We began in 2019, exploring and reimagining the roots of singing, before and beyond language, aiming to express many shades of humanity through our voices and sound. Asking ourselves: why did our ancestors sing? can our music, here and now, be fresh and yet ancient, woven with landscapes and stories, with the cycles of Nature?
We acknowledge that the origins of what we now call ‘vocal improvisation’ are in the cellular memory of humanity, in the many musical practices that have been part of the fabric of human life on Earth for thousands of years.
Our pieces are instant collaborative compositions. Our music has resonance, texture, archetypes, play, shifting forms in motion, vignettes of human life. Often when we sing live and everyone’s joining, our songs seem to envelop the space, bridging any separation between audience and performer.
We believe in making music as a process of sharing, rather than a product. We feel enlivened by the beauty and richness of ‘singing with’ rather than ‘performing for’. A reminder of our innate musicality, of the intelligence of the body and of sound’s potential to create community.
Our workshops, The Singing Village, are an invitation to explore the many possibilities of voices coming together in spontaneous music-making. Connecting everyone in movement and song, making fresh, collaborative music, helping to rewild the roots of folklore.
Anthropos: Songs of Humanity are Guillermo Rozenthuler, Sylvia Schmidt, Kate Smith and Jaka Škapin. You can discover more about their musical lives below.
Guillermo Rozenthuler

Sylvia Schmidt
Guillermo is a vocal artist, facilitator, and trainer from Argentina, based in the UK. For the past two decades, he has researched, taught, and practised diverse forms of vocal improvisation, with a focus on the relationship between singing, deep listening, human connection, and individual and collective wellbeing. His music is shaped by his birthplace, Buenos Aires; 35 years of singing and studying jazz, tango, and other Latin American music; and his Eastern European roots. As an ethnomusicologist, and through extensive travel, he has immersed himself in diverse musical traditions around the world, with a particular interest in vocables, spontaneous song, and the wide range of voices that everyone can embody.

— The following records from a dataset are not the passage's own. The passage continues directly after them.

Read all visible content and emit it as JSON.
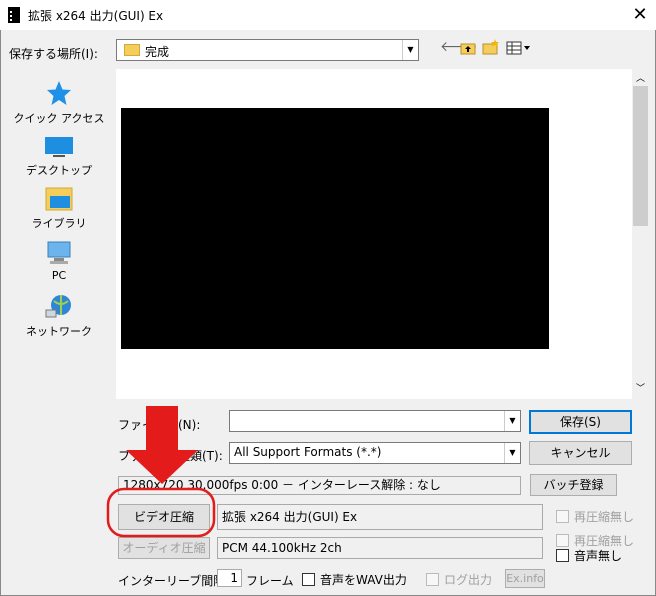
{
  "window": {
    "title": "拡張 x264 出力(GUI) Ex"
  },
  "save_location": {
    "label": "保存する場所(I):",
    "value": "完成"
  },
  "sidebar": {
    "items": [
      {
        "label": "クイック アクセス"
      },
      {
        "label": "デスクトップ"
      },
      {
        "label": "ライブラリ"
      },
      {
        "label": "PC"
      },
      {
        "label": "ネットワーク"
      }
    ]
  },
  "filename": {
    "label": "ファイル名(N):",
    "value": ""
  },
  "filetype": {
    "label": "ファイルの種類(T):",
    "value": "All Support Formats (*.*)"
  },
  "buttons": {
    "save": "保存(S)",
    "cancel": "キャンセル",
    "batch": "バッチ登録",
    "video": "ビデオ圧縮",
    "audio": "オーディオ圧縮",
    "exinfo": "Ex.info"
  },
  "info": {
    "video_info": "1280x720  30.000fps  0:00  －  インターレース解除 : なし",
    "video_codec": "拡張 x264 出力(GUI) Ex",
    "audio_codec": "PCM 44.100kHz 2ch"
  },
  "checkboxes": {
    "recompress_none_1": "再圧縮無し",
    "recompress_none_2": "再圧縮無し",
    "audio_none": "音声無し",
    "wav_output": "音声をWAV出力",
    "log_output": "ログ出力"
  },
  "interleave": {
    "label": "インターリーブ間隔 :",
    "value": "1",
    "unit": "フレーム"
  },
  "colors": {
    "annotation_red": "#e31b1b",
    "accent": "#0078d7"
  }
}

Sylvia is an experimental vocalist and composer who has carefully crafted her voice into a precise instrument, a tool which she effortlessly wields to tell beautiful and emotive stories in song. As a music facilitator, Sylvia draws from a rich well of experiences through her postgraduate studies in Performance Teaching and her own ongoing explorations with extended vocal techniques. A trained jazz singer, yet with roots dug deeply into both Slavic as well as European soil, Sylvia’s vocal palette spans a unique spectrum, from crystalline classical resonances, to nasal projections of Bulgarian voices and echoes of ancient Nordic “Kulning“ calls.
Kate Smith

Kate is a vocal acrobat, composer, and facilitator known for her seamless blend of musical precision, free improvisation and physical exploration. Her musical journey began in classical voice, which continues to be the backbone of her sound, but as a voracious vocal explorer, she has also delved into the worlds of American folk, voice theatre, and cabaret. As the creator of The Embodied Voice, a research, performance and teaching practice, Kate’s many-faceted creative endeavors address themes of presence and the body-mind relationship through the expressive shaping of voice, movement and improvisation.
Jaka Škapin

Jaka is a Slovenian performer, composer and vocal improviser. His music is marked by his choral background, jazz training and Slavic heritage, exploring the intersection of ancestry, embodiment, nature connection and musicianship - with influences including Meredith Monk, Svetlana Spajić and Bobby McFerrin. As a collaborative vocal improvisation and circlesinging facilitator he teaches internationally and is one of the co-founders of the UK Vocal Improv Collective. As a researcher he focusses on applied voice and movement improvisation practice within health and care settings and is the current producer of The Well: Global Vocal Improvisation Network.